The seminal 1992 National Theatre production returns to London’s west end with a sensational cast. Many of the actors are reprising their roles from the recent UK tour, and others are new, including a brilliantly sympathetic Clive Francis as “hard headed businessman” Arthur Birling and an electric Barbara Marten as impeachable grand dame Sybil Birling.
J. B. Priestly’s 1945 soul-searching drama takes place in an upper class family household dining room in 1912. But the world famous 1992 National Theatre production, directed by Stephen Daldry, takes place in a theatre. Not an earthly theatre, but a theatre where 1945 and 1912 combine, where an air raid siren gives way to a white tie dinner and talk of the wonder of the new vessel RMS Titanic. And inevitably, the audience are part of the show.

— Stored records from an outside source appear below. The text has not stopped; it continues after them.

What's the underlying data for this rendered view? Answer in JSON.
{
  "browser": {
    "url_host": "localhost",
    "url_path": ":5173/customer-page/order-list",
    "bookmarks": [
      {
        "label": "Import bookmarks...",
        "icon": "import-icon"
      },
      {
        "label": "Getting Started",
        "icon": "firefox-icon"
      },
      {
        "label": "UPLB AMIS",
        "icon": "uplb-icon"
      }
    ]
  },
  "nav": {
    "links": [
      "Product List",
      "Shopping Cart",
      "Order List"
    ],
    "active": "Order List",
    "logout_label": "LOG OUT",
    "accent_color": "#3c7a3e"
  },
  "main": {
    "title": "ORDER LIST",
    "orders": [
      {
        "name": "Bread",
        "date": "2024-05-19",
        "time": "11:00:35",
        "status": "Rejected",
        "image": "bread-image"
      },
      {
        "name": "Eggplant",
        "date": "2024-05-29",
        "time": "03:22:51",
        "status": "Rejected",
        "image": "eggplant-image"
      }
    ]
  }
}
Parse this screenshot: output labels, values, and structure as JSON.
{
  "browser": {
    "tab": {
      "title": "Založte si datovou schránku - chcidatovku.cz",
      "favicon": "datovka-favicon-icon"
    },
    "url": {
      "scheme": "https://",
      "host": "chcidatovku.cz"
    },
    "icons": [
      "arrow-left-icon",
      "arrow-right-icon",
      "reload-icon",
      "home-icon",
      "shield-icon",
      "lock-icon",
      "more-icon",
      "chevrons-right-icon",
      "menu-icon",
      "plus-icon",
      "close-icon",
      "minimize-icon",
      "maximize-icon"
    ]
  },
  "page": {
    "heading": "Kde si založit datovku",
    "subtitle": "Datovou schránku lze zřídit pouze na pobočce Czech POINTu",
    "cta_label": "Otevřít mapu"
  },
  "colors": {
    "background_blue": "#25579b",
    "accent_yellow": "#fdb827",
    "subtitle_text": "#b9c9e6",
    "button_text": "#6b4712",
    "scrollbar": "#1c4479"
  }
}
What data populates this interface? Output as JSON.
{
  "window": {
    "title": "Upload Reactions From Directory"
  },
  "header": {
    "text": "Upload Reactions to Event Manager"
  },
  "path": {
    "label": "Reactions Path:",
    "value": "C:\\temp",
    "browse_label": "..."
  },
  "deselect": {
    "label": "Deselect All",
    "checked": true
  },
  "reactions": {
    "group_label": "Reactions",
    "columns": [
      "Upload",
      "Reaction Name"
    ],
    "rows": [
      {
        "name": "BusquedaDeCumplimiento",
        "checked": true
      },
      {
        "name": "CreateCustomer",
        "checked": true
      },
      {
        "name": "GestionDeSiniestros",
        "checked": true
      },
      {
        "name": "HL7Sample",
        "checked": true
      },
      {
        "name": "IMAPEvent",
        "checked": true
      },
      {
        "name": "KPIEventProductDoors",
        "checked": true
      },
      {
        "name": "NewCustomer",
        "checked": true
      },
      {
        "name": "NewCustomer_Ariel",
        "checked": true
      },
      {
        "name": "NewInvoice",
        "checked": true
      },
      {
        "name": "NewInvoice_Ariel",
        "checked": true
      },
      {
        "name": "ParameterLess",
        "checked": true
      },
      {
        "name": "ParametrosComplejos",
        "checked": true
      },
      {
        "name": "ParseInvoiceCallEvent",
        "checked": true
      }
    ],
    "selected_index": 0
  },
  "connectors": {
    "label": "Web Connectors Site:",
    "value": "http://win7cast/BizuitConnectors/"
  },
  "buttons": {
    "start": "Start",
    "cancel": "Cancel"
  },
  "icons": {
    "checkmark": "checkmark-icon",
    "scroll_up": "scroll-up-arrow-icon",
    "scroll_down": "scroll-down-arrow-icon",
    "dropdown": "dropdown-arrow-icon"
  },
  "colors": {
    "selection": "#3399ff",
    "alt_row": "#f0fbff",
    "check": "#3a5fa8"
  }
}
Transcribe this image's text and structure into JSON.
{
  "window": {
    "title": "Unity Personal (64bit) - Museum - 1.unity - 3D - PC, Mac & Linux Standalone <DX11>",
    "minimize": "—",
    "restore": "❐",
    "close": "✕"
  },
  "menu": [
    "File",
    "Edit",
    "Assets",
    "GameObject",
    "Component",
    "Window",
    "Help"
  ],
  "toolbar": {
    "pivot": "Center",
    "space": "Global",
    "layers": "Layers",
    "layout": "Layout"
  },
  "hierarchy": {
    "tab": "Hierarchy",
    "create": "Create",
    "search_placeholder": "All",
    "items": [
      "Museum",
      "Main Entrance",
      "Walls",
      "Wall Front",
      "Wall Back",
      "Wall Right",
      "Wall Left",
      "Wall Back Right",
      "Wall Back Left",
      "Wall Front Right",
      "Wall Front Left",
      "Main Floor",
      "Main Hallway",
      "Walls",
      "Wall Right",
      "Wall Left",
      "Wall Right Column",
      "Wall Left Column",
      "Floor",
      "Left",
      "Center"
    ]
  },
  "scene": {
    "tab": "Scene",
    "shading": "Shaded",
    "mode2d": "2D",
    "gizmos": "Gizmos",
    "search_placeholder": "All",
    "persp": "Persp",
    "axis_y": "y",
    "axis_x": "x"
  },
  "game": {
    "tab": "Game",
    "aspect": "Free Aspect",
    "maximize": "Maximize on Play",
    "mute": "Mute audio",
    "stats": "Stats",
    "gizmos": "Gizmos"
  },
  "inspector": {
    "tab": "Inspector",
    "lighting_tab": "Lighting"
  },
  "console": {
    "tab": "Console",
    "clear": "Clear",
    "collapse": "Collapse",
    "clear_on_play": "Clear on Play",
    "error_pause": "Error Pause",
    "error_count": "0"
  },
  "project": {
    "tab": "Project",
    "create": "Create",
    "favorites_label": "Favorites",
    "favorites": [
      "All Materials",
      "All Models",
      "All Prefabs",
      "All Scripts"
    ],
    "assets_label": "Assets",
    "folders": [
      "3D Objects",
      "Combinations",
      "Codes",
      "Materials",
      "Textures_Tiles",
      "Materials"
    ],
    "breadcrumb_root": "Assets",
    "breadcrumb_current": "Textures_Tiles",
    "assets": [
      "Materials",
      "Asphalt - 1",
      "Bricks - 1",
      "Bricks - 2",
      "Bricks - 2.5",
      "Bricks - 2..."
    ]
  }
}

Some may find the meta-theatrical framing unhelpful. At the production’s core is Priestly’s play, where an urgent, machismo Inspector Goole (Liam Brennan) questions the smug Birling family about a young girl’s suicide, and the family begins to unravel.
The Playhouse Theatre is small and shallow (the production was originally designed for the Lyttelton Theatre at The National), and the magnificent set, with its 1912 house suspended over a 1945 blitz crater, looks sadly dwarfed and claustrophobic, with some technical effects coming across as tame. But it’s an iconic production for a reason: don’t expect more or less than the production which has been touring the country for over two decades, go and be amazed.